Asian giant hornets, officially named Vespa mandarinia and nicknamed “murder hornets,” are the world’s largest hornet and can grow up to 2 inches long.
Terrifying in appearance, their stings can deliver a potentially deadly venom, said Sven-Erik Spichiger, an entomologist with the Washington Department of Agriculture. The stings can cause necrosis and lead to organ failure.
The hornets were first spotted in the U.S. in December 2019. So far, the hornets have been contained to one U.S. county and a border area in Canada. In Asian countries, the hornets kill more than a dozen people a year, but wildlife officials say the threat to Americans is low.
Can animal poop ward off ‘murder’ hornets? It helps these honey bees defend against their giant predator.
— Ryan Miller and John Bacon
Mink rise from graves
This year, mink became infected with a mutated strain of COVID-19 — and then appeared to rise from the dead.
In November, Denmark, which produces 40% of the world’s mink fur, planned to cull its entire mink population after human cases were tied to mink infected with a mutated strain of the novel coronavirus.

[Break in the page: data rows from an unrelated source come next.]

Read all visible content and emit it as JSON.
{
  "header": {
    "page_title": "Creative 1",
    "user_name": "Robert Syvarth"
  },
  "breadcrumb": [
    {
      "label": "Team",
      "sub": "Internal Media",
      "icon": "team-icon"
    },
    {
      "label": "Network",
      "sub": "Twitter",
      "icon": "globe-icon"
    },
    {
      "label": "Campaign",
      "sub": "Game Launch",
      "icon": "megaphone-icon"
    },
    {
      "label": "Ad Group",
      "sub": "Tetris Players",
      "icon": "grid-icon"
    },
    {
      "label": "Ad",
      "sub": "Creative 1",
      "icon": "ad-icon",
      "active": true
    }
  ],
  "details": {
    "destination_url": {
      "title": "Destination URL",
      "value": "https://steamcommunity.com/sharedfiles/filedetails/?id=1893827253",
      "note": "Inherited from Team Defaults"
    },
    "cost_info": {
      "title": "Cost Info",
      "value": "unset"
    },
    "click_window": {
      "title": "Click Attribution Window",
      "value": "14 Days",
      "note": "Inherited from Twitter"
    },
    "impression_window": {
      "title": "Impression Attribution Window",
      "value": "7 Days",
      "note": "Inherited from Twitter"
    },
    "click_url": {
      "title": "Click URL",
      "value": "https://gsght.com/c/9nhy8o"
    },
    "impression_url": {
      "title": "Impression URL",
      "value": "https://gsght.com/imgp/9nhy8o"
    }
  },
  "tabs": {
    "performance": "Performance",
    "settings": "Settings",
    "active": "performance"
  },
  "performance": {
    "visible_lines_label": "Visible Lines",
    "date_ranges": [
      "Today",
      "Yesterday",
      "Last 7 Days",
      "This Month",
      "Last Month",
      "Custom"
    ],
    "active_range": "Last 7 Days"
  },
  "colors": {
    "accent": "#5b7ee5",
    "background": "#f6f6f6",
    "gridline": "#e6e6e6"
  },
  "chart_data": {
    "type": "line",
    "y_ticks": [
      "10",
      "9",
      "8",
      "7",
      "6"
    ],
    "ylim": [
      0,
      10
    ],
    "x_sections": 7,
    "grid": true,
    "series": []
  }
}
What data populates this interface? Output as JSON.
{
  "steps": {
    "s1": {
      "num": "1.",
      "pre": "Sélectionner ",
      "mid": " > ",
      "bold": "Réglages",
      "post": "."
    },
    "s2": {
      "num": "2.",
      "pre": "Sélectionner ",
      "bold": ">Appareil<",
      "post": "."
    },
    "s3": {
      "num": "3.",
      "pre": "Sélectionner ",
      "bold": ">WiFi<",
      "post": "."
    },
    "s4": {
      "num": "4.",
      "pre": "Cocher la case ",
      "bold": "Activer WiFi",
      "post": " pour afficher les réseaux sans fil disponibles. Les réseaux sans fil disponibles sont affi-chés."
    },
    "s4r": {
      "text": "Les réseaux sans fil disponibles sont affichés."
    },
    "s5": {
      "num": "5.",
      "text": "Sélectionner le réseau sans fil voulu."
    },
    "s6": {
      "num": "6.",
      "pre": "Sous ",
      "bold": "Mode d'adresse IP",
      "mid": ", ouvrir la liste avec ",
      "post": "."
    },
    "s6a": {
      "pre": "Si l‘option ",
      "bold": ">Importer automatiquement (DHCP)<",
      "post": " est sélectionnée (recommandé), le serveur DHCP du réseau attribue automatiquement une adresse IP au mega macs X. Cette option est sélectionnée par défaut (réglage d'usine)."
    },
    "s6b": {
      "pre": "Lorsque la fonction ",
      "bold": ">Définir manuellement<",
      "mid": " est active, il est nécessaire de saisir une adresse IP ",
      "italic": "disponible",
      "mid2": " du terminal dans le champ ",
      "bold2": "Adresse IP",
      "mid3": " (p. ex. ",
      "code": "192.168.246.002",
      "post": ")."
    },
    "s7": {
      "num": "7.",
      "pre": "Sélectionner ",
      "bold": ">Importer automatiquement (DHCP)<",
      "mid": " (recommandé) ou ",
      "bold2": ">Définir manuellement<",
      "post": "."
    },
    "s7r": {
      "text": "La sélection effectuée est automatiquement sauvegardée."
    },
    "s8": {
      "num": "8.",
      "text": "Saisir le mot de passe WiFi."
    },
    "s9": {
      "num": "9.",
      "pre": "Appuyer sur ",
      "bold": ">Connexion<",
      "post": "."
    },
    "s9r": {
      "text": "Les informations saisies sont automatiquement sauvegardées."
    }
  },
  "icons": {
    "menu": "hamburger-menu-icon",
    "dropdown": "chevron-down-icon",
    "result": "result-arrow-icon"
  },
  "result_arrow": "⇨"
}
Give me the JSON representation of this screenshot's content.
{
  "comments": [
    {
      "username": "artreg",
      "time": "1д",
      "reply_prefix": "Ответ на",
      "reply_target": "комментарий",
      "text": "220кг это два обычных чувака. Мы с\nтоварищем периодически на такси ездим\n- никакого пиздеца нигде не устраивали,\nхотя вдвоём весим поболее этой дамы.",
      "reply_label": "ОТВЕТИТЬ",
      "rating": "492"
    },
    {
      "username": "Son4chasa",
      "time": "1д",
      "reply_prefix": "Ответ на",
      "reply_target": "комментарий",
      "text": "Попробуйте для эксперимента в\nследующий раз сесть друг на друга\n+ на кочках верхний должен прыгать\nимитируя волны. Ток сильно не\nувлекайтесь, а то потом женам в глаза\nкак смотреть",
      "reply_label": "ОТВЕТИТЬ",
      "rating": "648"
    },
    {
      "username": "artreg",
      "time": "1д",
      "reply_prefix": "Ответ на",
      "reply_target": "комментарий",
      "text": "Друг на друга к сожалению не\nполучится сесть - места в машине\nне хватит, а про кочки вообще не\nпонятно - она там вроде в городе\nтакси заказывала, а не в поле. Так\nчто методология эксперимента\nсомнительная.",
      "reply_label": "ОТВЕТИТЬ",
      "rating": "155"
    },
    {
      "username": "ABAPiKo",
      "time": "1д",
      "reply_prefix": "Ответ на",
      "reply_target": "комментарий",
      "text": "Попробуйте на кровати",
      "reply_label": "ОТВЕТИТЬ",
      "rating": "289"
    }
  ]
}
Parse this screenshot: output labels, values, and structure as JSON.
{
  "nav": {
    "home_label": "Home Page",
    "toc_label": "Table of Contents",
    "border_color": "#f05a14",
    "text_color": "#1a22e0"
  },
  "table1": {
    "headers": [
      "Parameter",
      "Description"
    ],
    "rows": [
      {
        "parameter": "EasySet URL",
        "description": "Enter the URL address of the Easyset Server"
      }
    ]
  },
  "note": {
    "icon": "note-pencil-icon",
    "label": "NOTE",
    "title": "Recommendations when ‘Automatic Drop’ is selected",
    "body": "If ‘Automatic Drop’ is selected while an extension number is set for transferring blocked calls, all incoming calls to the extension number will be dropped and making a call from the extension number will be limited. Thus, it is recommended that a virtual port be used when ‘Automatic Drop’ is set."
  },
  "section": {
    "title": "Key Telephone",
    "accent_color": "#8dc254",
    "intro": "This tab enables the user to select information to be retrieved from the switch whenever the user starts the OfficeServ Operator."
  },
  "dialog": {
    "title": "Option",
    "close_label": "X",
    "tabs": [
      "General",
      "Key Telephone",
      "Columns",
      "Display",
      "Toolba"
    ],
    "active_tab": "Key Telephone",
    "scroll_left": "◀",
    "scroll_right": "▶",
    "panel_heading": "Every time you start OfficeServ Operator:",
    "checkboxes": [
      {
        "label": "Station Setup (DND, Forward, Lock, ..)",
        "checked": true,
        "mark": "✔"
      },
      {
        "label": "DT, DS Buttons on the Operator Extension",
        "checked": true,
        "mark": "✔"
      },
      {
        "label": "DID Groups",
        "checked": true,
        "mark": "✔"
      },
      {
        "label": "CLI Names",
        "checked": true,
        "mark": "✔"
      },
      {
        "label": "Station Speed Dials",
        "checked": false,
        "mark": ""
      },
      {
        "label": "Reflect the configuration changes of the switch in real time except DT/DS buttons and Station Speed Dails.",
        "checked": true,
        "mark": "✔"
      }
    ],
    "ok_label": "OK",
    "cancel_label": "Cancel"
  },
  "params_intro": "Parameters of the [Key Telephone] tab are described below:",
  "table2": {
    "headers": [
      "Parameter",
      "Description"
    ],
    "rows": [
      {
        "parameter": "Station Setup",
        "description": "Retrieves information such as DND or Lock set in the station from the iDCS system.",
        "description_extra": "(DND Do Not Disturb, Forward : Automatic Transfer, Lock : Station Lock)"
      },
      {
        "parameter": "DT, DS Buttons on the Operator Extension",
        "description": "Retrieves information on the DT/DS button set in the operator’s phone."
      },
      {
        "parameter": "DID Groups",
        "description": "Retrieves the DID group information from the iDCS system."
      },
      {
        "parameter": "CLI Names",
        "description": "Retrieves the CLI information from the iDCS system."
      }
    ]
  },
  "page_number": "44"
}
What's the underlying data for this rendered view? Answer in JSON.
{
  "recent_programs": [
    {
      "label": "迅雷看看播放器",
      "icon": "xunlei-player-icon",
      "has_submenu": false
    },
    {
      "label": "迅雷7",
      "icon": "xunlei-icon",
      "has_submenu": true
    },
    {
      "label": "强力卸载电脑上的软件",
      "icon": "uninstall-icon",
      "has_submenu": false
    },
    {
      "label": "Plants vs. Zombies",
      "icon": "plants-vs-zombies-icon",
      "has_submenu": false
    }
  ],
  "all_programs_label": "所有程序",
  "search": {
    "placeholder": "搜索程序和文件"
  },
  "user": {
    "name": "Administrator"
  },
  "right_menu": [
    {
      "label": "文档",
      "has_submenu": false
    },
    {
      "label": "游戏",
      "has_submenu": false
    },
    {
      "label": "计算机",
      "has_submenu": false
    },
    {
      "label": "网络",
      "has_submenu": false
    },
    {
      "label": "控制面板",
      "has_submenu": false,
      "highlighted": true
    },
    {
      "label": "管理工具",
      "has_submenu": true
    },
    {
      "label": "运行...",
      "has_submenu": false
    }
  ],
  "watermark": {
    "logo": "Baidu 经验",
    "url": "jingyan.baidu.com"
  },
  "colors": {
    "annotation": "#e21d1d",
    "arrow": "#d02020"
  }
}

The hurried nature of the burials, however, meant that the creatures were buried only in shallow graves – and later appeared to emerge from the dead, causing a national panic.
“The gases cause the animals to expand and in the worst cases, the mink get pushed out of the ground,” Jannike Elmegaard, a Danish Veterinary and Food Administration spokesman, told The Associated Press.
— Joshua Bote
Chicago penguins ‘roam free’
In March, after Chicago’s Shedd Aquarium was forced to close amid the pandemic, staff decided to let a few waddling residents out of their enclosures for a field trip.
The aquarium shared videos on Twitter of three penguins checking out exhibits from the other side of the glass.
“Without guests in the building, caretakers are getting creative in how they provide enrichment to animals,” the aquarium said in a statement.
In November, a group of penguins also ventured from Shedd Aquarium to Chicago’s Soldier Field for some exercise.
— N’dea Yancey-Bragg
Koala brings holiday cheer
Christmas came early for one family in Australia — thanks to a special furry ornament found in their tree: a koala.
The McCormick family found the creature tangled in lights and plastic branches in early December. They called the local Adelaide and Hills Koala Rescue, and at first, the hotline operator thought it was a prank call.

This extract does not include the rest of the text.